The market-implied 1-standard-deviation range for SZK extends from approximately $10.05 on the downside to $11.51 on the upside. A SZK long strangle is the OTM cousin of the straddle: lower up-front cost but the underlying has to travel further past either OTM strike before the position turns profitable at expiration. Current SZK IV rank near 2.13% sits in the lower third of its 1-year distribution, where IV often re-expands toward the mean; this favors premium-buying structures and disadvantages premium-selling structures on SZK at 23.70%. As a Financial Services name, SZK options can move on sector-level news flow (peer earnings, regulatory updates, industry-specific macro data) in addition to SZK-specific events.

SZK strangle positions are structurally neutral / high-volatility (long premium, OTM); the modeled P&L assumes European-style exercise at expiration and ignores early assignment, transaction costs, dividends paid before expiry on the stock leg (when present), and the bid-ask spread on the listed chain. SZK positions also carry Financial Services sector concentration risk; news flow inside the sector (peer earnings, regulatory shifts, supply-chain headlines) can move SZK alongside the broader basket even when SZK-specific fundamentals are unchanged.

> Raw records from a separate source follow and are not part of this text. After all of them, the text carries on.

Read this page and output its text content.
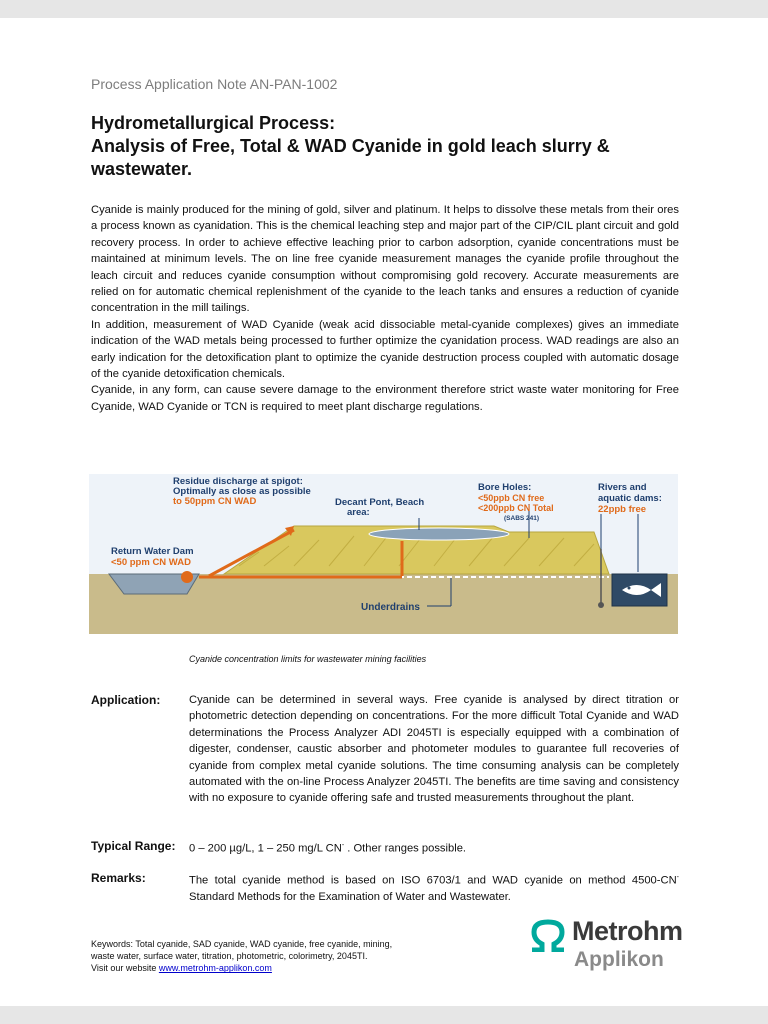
Process Application Note AN-PAN-1002
Hydrometallurgical Process:
Analysis of Free, Total & WAD Cyanide in gold leach slurry & wastewater.

Cyanide is mainly produced for the mining of gold, silver and platinum. It helps to dissolve these metals from their ores a process known as cyanidation. This is the chemical leaching step and major part of the CIP/CIL plant circuit and gold recovery process. In order to achieve effective leaching prior to carbon adsorption, cyanide concentrations must be maintained at minimum levels. The on line free cyanide measurement manages the cyanide profile throughout the leach circuit and reduces cyanide consumption without compromising gold recovery. Accurate measurements are relied on for automatic chemical replenishment of the cyanide to the leach tanks and ensures a reduction of cyanide concentration in the mill tailings.

In addition, measurement of WAD Cyanide (weak acid dissociable metal-cyanide complexes) gives an immediate indication of the WAD metals being processed to further optimize the cyanidation process. WAD readings are also an early indication for the detoxification plant to optimize the cyanide destruction process coupled with automatic dosage of the cyanide detoxification chemicals.

Cyanide, in any form, can cause severe damage to the environment therefore strict waste water monitoring for Free Cyanide, WAD Cyanide or TCN is required to meet plant discharge regulations.

Residue discharge at spigot:
Optimally as close as possible
to 50ppm CN WAD	Decant Pont, Beach
area:
Bore Holes:
<50ppb CN free
<200ppb CN Total
(SABS 241)
Rivers and
aquatic dams:
22ppb free
Return Water Dam
<50 ppm CN WAD
Underdrains
Cyanide concentration limits for wastewater mining facilities
Application:	Cyanide can be determined in several ways. Free cyanide is analysed by direct titration or photometric detection depending on concentrations. For the more difficult Total Cyanide and WAD determinations the Process Analyzer ADI 2045TI is especially equipped with a combination of digester, condenser, caustic absorber and photometer modules to guarantee full recoveries of cyanide from complex metal cyanide solutions. The time consuming analysis can be completely automated with the on-line Process Analyzer 2045TI. The benefits are time saving and consistency with no exposure to cyanide offering safe and trusted measurements throughout the plant.
Typical Range: 0 – 200 µg/L, 1 – 250 mg/L CN- . Other ranges possible.
Remarks:	The total cyanide method is based on ISO 6703/1 and WAD cyanide on method 4500-CN- Standard Methods for the Examination of Water and Wastewater.
Keywords: Total cyanide, SAD cyanide, WAD cyanide, free cyanide, mining,
waste water, surface water, titration, photometric, colorimetry, 2045TI.
Visit our website www.metrohm-applikon.com
Metrohm
Applikon
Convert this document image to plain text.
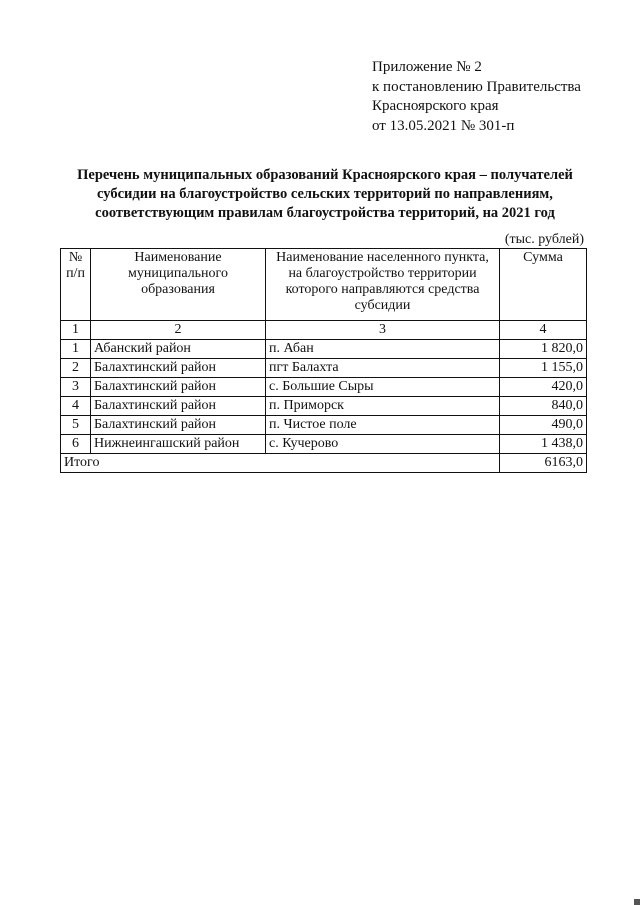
Приложение № 2
к постановлению Правительства
Красноярского края
от 13.05.2021 № 301-п
Перечень муниципальных образований Красноярского края – получателей
субсидии на благоустройство сельских территорий по направлениям,
соответствующим правилам благоустройства территорий, на 2021 год
(тыс. рублей)
№ п/п	Наименование муниципального образования	Наименование населенного пункта, на благоустройство территории которого направляются средства субсидии	Сумма
1	2	3	4
1	Абанский район	п. Абан	1 820,0
2	Балахтинский район	пгт Балахта	1 155,0
3	Балахтинский район	с. Большие Сыры	420,0
4	Балахтинский район	п. Приморск	840,0
5	Балахтинский район	п. Чистое поле	490,0
6	Нижнеингашский район	с. Кучерово	1 438,0
Итого			6163,0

Always rebuild the position from current SZK chain quotes before placing a trade.

Frequently asked questions

What is a strangle on SZK?
A strangle on SZK is the strangle strategy applied to SZK (etf). The strategy is structurally neutral / high-volatility (long premium, OTM): A long strangle buys an OTM call and an OTM put at offset strikes, cheaper than a straddle but requiring a larger underlying move to profit since both wings start out-of-the-money. With SZK etf trading near $10.78, the strikes shown on this page are snapped to the nearest listed SZK chain strike and the premiums come straight from the end-of-day bid/ask midpoint.
How are SZK strangle max profit and max loss calculated?
Upside max profit is unbounded; downside max profit is bounded at the put strike minus the combined debit (reached at zero). Max loss equals the combined debit times 100 (reached anywhere between the two OTM strikes). Two breakevens at call-strike plus debit and put-strike minus debit. For the SZK strangle priced from the end-of-day chain at a 30-day expiry (ATM IV 23.70%), the computed maximum profit is unbounded per contract and the computed maximum loss is -$82.00 per contract. Live intraday quotes will differ as the chain moves through the trading session.
What is the breakeven for a SZK strangle?
The breakeven for the SZK strangle priced on this page is roughly $9.18 and $11.82 at expiration, derived from end-of-day chain premiums. Breakeven is the underlying price at which the strategy's P&L crosses zero ignoring transaction costs and assignment risk. The current SZK market-implied 1-standard-deviation expected move is approximately 6.79%; if the move sits well outside the breakeven distance, the structure's risk-reward becomes correspondingly tighter.
When should you consider a strangle on SZK?
Strangles on SZK are the cheaper cousin of the straddle - traders use them when they want a large directional move but are willing to give up the inner-strike sensitivity in exchange for a lower up-front debit on the SZK chain.
How does current SZK implied volatility affect this strangle?
SZK ATM IV is at 23.70% with IV rank near 2.13%, which is on the low end of its 1-year range. Premium-buying structures (long call, long put, debit spreads) are relatively cheap in this regime; premium-selling structures collect less credit per unit risk.